Laissé libre mais sous contrôle judiciaire dans l’attente de sa comparution ce mercredi, l’homme ne s’est pas présenté. C’est donc en son absence qu’il a écopé d’une peine de dix-huit mois de prison ferme.

Le 21 novembre 2025, il est environ 8 h du matin quand l’employée d’une cantine d’Inzinzac-Lochrist  aperçoit un homme qui arpente le chemin qui mène du restaurant scolaire à l’école. Son comportement l’interpelle, elle le voit plonger les mains dans son pantalon et se livrer à des gestes obscènes.

Elle prévient un policier municipal qui n’a que le temps de le voir s’engouffrer dans une voiture.

L’immatriculation est relevée. Les gendarmes identifient l’Hennebontais de 58 ans qui est placé en garde à vue.

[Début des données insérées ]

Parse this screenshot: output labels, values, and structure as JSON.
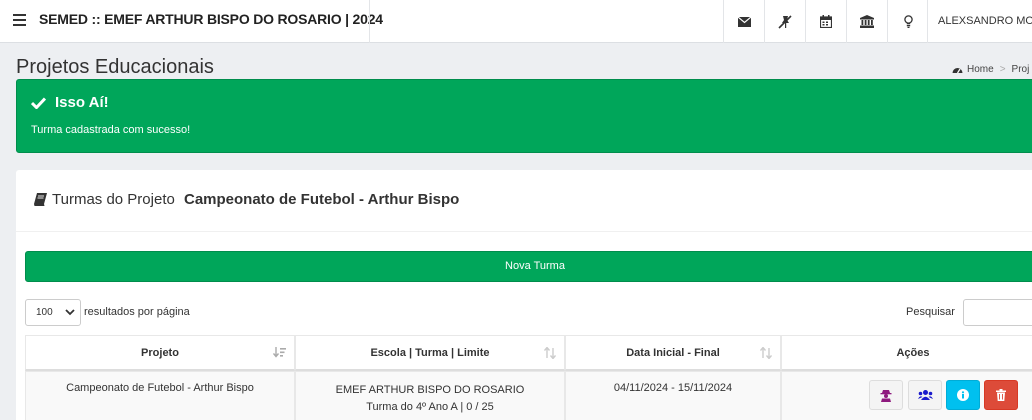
{
  "header": {
    "title": "SEMED :: EMEF ARTHUR BISPO DO ROSARIO | 2024",
    "user": "ALEXSANDRO MOT",
    "icons": [
      "envelope-icon",
      "pin-slash-icon",
      "calendar-icon",
      "bank-icon",
      "lightbulb-icon"
    ]
  },
  "page": {
    "title": "Projetos Educacionais",
    "breadcrumb": {
      "home": "Home",
      "current": "Proj"
    }
  },
  "alert": {
    "heading": "Isso Aí!",
    "message": "Turma cadastrada com sucesso!",
    "color": "#00a65a"
  },
  "box": {
    "title_prefix": "Turmas do Projeto ",
    "title_project": "Campeonato de Futebol - Arthur Bispo",
    "new_button": "Nova Turma"
  },
  "table_controls": {
    "page_length": "100",
    "page_length_label": "resultados por página",
    "search_label": "Pesquisar",
    "search_value": ""
  },
  "table": {
    "columns": [
      "Projeto",
      "Escola | Turma | Limite",
      "Data Inicial - Final",
      "Ações"
    ],
    "rows": [
      {
        "projeto": "Campeonato de Futebol - Arthur Bispo",
        "escola": "EMEF ARTHUR BISPO DO ROSARIO",
        "turma_limite": "Turma do 4º Ano A | 0 / 25",
        "datas": "04/11/2024 - 15/11/2024"
      }
    ],
    "action_colors": {
      "purple": "#f4f4f4",
      "blue": "#f4f4f4",
      "info": "#00c0ef",
      "danger": "#dd4b39"
    }
  }
}
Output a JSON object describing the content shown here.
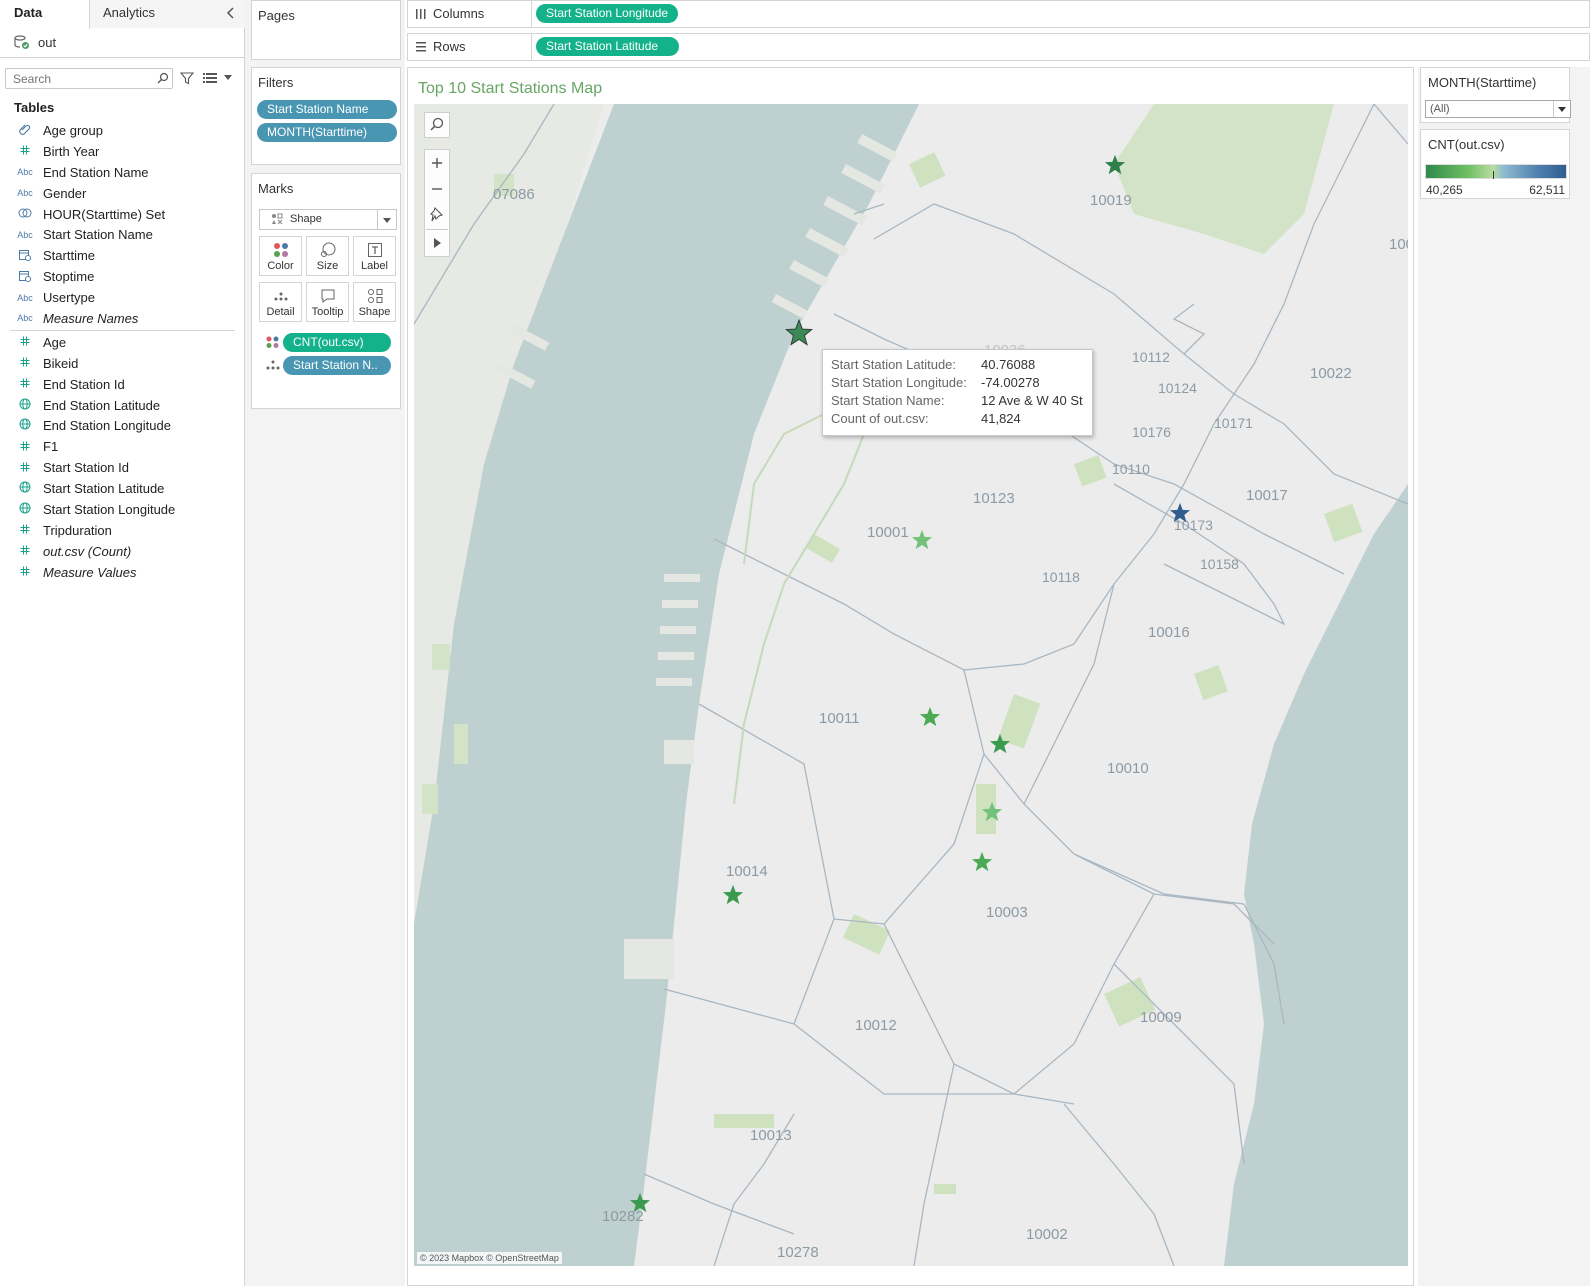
{
  "data_pane": {
    "tab_data": "Data",
    "tab_analytics": "Analytics",
    "datasource": "out",
    "search_placeholder": "Search",
    "tables_header": "Tables",
    "dimensions": [
      {
        "icon": "paperclip-icon",
        "type": "group",
        "label": "Age group"
      },
      {
        "icon": "hash-icon",
        "type": "#",
        "label": "Birth Year"
      },
      {
        "icon": "abc-icon",
        "type": "Abc",
        "label": "End Station Name"
      },
      {
        "icon": "abc-icon",
        "type": "Abc",
        "label": "Gender"
      },
      {
        "icon": "set-icon",
        "type": "set",
        "label": "HOUR(Starttime) Set"
      },
      {
        "icon": "abc-icon",
        "type": "Abc",
        "label": "Start Station Name"
      },
      {
        "icon": "calendar-icon",
        "type": "date",
        "label": "Starttime"
      },
      {
        "icon": "calendar-icon",
        "type": "date",
        "label": "Stoptime"
      },
      {
        "icon": "abc-icon",
        "type": "Abc",
        "label": "Usertype"
      },
      {
        "icon": "abc-icon",
        "type": "Abc",
        "label": "Measure Names",
        "italic": true
      }
    ],
    "measures": [
      {
        "icon": "hash-icon",
        "type": "#",
        "label": "Age"
      },
      {
        "icon": "hash-icon",
        "type": "#",
        "label": "Bikeid"
      },
      {
        "icon": "hash-icon",
        "type": "#",
        "label": "End Station Id"
      },
      {
        "icon": "globe-icon",
        "type": "geo",
        "label": "End Station Latitude"
      },
      {
        "icon": "globe-icon",
        "type": "geo",
        "label": "End Station Longitude"
      },
      {
        "icon": "hash-icon",
        "type": "#",
        "label": "F1"
      },
      {
        "icon": "hash-icon",
        "type": "#",
        "label": "Start Station Id"
      },
      {
        "icon": "globe-icon",
        "type": "geo",
        "label": "Start Station Latitude"
      },
      {
        "icon": "globe-icon",
        "type": "geo",
        "label": "Start Station Longitude"
      },
      {
        "icon": "hash-icon",
        "type": "#",
        "label": "Tripduration"
      },
      {
        "icon": "hash-icon",
        "type": "#",
        "label": "out.csv (Count)",
        "italic": true
      },
      {
        "icon": "hash-icon",
        "type": "#",
        "label": "Measure Values",
        "italic": true
      }
    ]
  },
  "shelves": {
    "pages_title": "Pages",
    "filters_title": "Filters",
    "filters": [
      "Start Station Name",
      "MONTH(Starttime)"
    ],
    "marks_title": "Marks",
    "mark_type": "Shape",
    "mark_buttons": {
      "color": "Color",
      "size": "Size",
      "label": "Label",
      "detail": "Detail",
      "tooltip": "Tooltip",
      "shape": "Shape"
    },
    "mark_fields": [
      "CNT(out.csv)",
      "Start Station N.."
    ],
    "columns_label": "Columns",
    "columns_pill": "Start Station Longitude",
    "rows_label": "Rows",
    "rows_pill": "Start Station Latitude"
  },
  "view": {
    "title": "Top 10 Start Stations Map",
    "attribution": "© 2023 Mapbox © OpenStreetMap",
    "zip_labels": [
      "07086",
      "10019",
      "10036",
      "10112",
      "10124",
      "10022",
      "10176",
      "10171",
      "10110",
      "10017",
      "10123",
      "10173",
      "10001",
      "10118",
      "10158",
      "10016",
      "10011",
      "10010",
      "10014",
      "10003",
      "10012",
      "10009",
      "10013",
      "10282",
      "10278",
      "10002",
      "100"
    ],
    "tooltip": {
      "rows": [
        {
          "key": "Start Station Latitude:",
          "value": "40.76088"
        },
        {
          "key": "Start Station Longitude:",
          "value": "-74.00278"
        },
        {
          "key": "Start Station Name:",
          "value": "12 Ave & W 40 St"
        },
        {
          "key": "Count of out.csv:",
          "value": "41,824"
        }
      ]
    },
    "colors": {
      "water": "#bfd0d0",
      "land": "#ececec",
      "park": "#cfe2c0",
      "boundary": "#a9b7c2",
      "title": "#68a665",
      "star_green_dark": "#2f7f4a",
      "star_green_mid": "#4caa55",
      "star_green_light": "#73c27a",
      "star_blue": "#2f5d8f"
    }
  },
  "legends": {
    "month_title": "MONTH(Starttime)",
    "month_value": "(All)",
    "count_title": "CNT(out.csv)",
    "count_min": "40,265",
    "count_max": "62,511"
  }
}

À l’issue, il est placé sous contrôle judiciaire en attendant d’être jugé en comparution à délai différé ce mercredi 14 janvier 2026.

Une expertise psychiatrique est également ordonnée. Il a respecté formellement son contrôle judiciaire, mais il n’a visiblement pas évolué, a souligné le procureur adjoint en constatant l’absence du quinquagénaire à l’audience de comparution immédiate du tribunal de Lorient.

Aux enquêteurs l’homme, condamné trente-deux fois dont six pour exhibition sexuelle, avait expliqué avoir cédé à une pulsion.

Il avait aussi précisé qu’il avait quitté précipitamment les lieux parce qu’il devait conduire sa petite-fille à l’école, ce qu’il fait quotidiennement et ce pour quoi il a acheté une voiture en novembre 2025 alors même qu’il a interdiction de conduire tout véhicule à moteur.

Il a requis à l’encontre du Hennebontais sorti en octobre 2024 de détention, une peine de prison ferme assortie en partie d’un sursis probatoire.

Le tribunal est allé au-delà en infligeant au grand-père une peine de dix-huit mois ferme. Il y a adjoint un suivi sociojudiciaire de quatre ans comportant une injonction de soin, l’interdiction de paraître près de tout établissement susceptible d’accueillir des mineurs.

Il lui est fait aussi interdiction d’exercer toute activité, bénévole ou non, impliquant un contact avec les mineurs.